Helms Foundation National Champions Western Conference Champions
- Conference: Big Ten Conference
- Record: 20–1 (11–1 Big Ten)
- Head coach: Walter Meanwell;
- Home arena: Red Gym

= 1915–16 Wisconsin Badgers men's basketball team =

American college basketball season

The 1915–16 Wisconsin Badgers men's basketball team represented University of Wisconsin–Madison. The head coach was Walter Meanwell, coaching his fifth season with the Badgers. The team played their home games at the Red Gym in Madison, Wisconsin and was a member of the Western Conference. The team finished the season with a 20–1 record won the Western Conference.

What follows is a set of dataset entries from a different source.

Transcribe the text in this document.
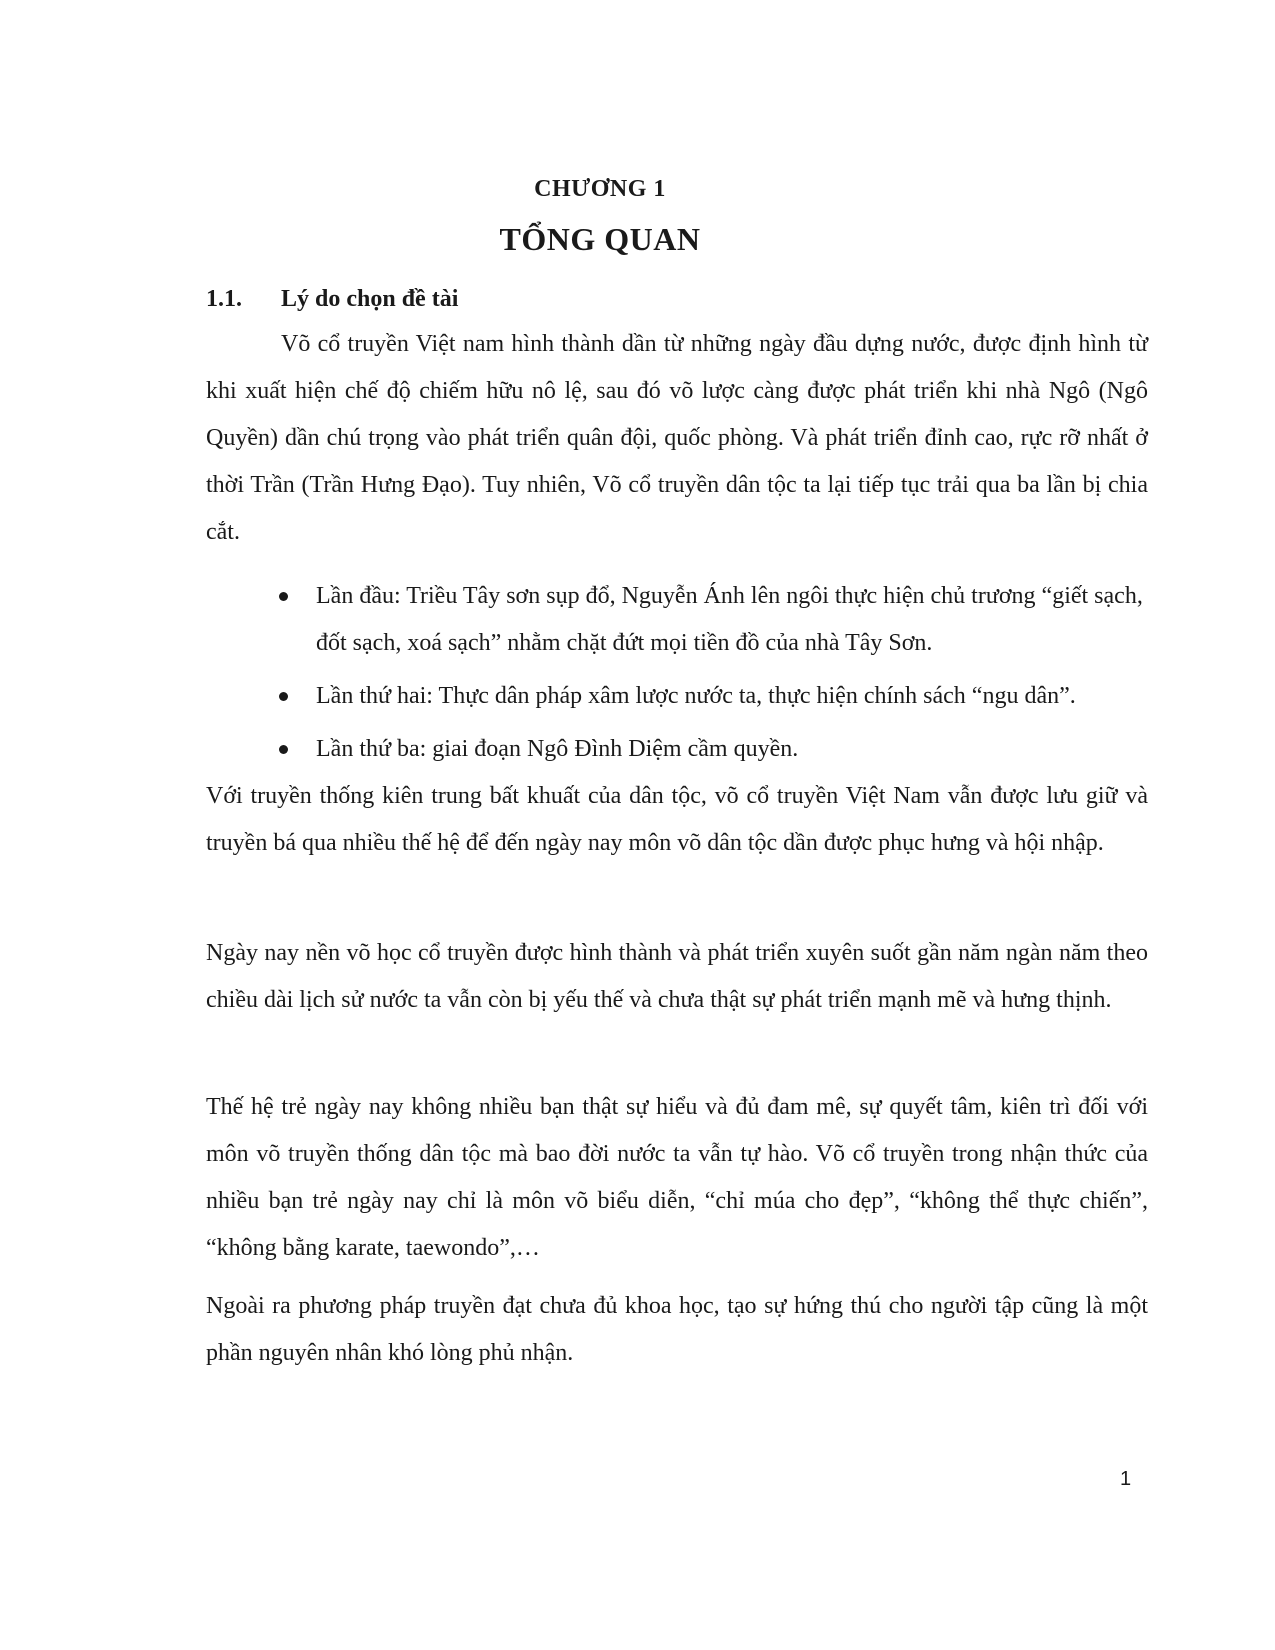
CHƯƠNG 1
TỔNG QUAN
1.1. Lý do chọn đề tài

Võ cổ truyền Việt nam hình thành dần từ những ngày đầu dựng nước, được định hình từ khi xuất hiện chế độ chiếm hữu nô lệ, sau đó võ lược càng được phát triển khi nhà Ngô (Ngô Quyền) dần chú trọng vào phát triển quân đội, quốc phòng. Và phát triển đỉnh cao, rực rỡ nhất ở thời Trần (Trần Hưng Đạo). Tuy nhiên, Võ cổ truyền dân tộc ta lại tiếp tục trải qua ba lần bị chia cắt.

Lần đầu: Triều Tây sơn sụp đổ, Nguyễn Ánh lên ngôi thực hiện chủ trương “giết sạch, đốt sạch, xoá sạch” nhằm chặt đứt mọi tiền đồ của nhà Tây Sơn.
Lần thứ hai: Thực dân pháp xâm lược nước ta, thực hiện chính sách “ngu dân”.
Lần thứ ba: giai đoạn Ngô Đình Diệm cầm quyền.

Với truyền thống kiên trung bất khuất của dân tộc, võ cổ truyền Việt Nam vẫn được lưu giữ và truyền bá qua nhiều thế hệ để đến ngày nay môn võ dân tộc dần được phục hưng và hội nhập.

Ngày nay nền võ học cổ truyền được hình thành và phát triển xuyên suốt gần năm ngàn năm theo chiều dài lịch sử nước ta vẫn còn bị yếu thế và chưa thật sự phát triển mạnh mẽ và hưng thịnh.

Thế hệ trẻ ngày nay không nhiều bạn thật sự hiểu và đủ đam mê, sự quyết tâm, kiên trì đối với môn võ truyền thống dân tộc mà bao đời nước ta vẫn tự hào. Võ cổ truyền trong nhận thức của nhiều bạn trẻ ngày nay chỉ là môn võ biểu diễn, “chỉ múa cho đẹp”, “không thể thực chiến”, “không bằng karate, taewondo”,…

Ngoài ra phương pháp truyền đạt chưa đủ khoa học, tạo sự hứng thú cho người tập cũng là một phần nguyên nhân khó lòng phủ nhận.

1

The team was retroactively named the national champion by the Helms Athletic Foundation and was retroactively listed as the top team of the season by the Premo-Porretta Power Poll.

==Schedule==

| Date time, TV | Rank^{#} | Opponent^{#} | Result | Record | Site city, state |
Regular Season
| 12/10/1915* |  | Beloit (WI) | W 38–11 | 1–0 | Red Gym Madison, WI |
| 12/15/1915* |  | Lawrence (WI) | W 46–16 | 2–0 | Red Gym Madison, WI |
| 12/30/1915* |  | at Ripon (WI) | W 27–15 | 3–0 | Ripon, WI |
| 12/30/1915* |  | at Ripon (WI) Reserves | W 41–7 | 4–0 | Ripon, WI |
| 12/31/1915* |  | at Milwaukee Normals | W 51–12 | 5–0 | Milwaukee, WI |
| 1/01/1916* |  | at Milwaukee Normals Alumni | W 24–18 | 6–0 | Milwaukee, WI |
| 1/01/1916* |  | at Milwaukee Normals | W 39–8 | 7–0 | Milwaukee, WI |
| 1/03/1916* |  | Wabash (IN) | W 24–14 | 8–0 | Red Gym Madison, WI |
| 1/08/1916 |  | at Purdue | W 33–17 | 9–0 (1–0) | Memorial Gymnasium West Lafayette, IN |
| 1/10/1916 |  | at Iowa | W 36–31 ^{OT} | 10–0 (2–0) | Iowa Armory Iowa City, IA |
| 1/15/1916 |  | Minnesota | W 31–11 | 11–0 (3–0) | Red Gym Madison, WI |
| 1/18/1916 |  | Northwestern | W 22–18 | 12–0 (4–0) | Red Gym Madison, WI |
| 1/22/1916 |  | at Illinois | L 20–27 | 12–1 (4–1) | Kenney Gym Urbana, IL |
| 1/29/1916 |  | at Chicago | W 29–18 | 13–1 (5–1) | Bartlett Gymnasium Chicago, IL |
| 2/14/1916* |  | Nebraska Wesleyan | W 25–20 | 14–1 | Red Gym Madison, WI |
| 2/19/1916 |  | Illinois | W 34–14 | 15–1 (6–1) | Red Gym Madison, WI |
| 2/25/1916 |  | Purdue | W 35–22 | 16–1 (7–1) | Red Gym Madison, WI |
| 2/28/1916 |  | Iowa | W 39–17 | 17–1 (8–1) | Red Gym Madison, WI |
| 3/04/1916 |  | at Minnesota | W 32–14 | 18–1 (9–1) | Minnesota Armory Minneapolis, MN |
| 3/08/1916 |  | Chicago | W 24–12 | 19–1 (10–1) | Red Gym Madison, WI |
| 3/11/1916 |  | at Northwestern | W 24–21 | 20–1 (11–1) | Patten Gymnasium Evanston, IL |
*Non-conference game. ^{#}Rankings from AP Poll. (#) Tournament seedings in parentheses.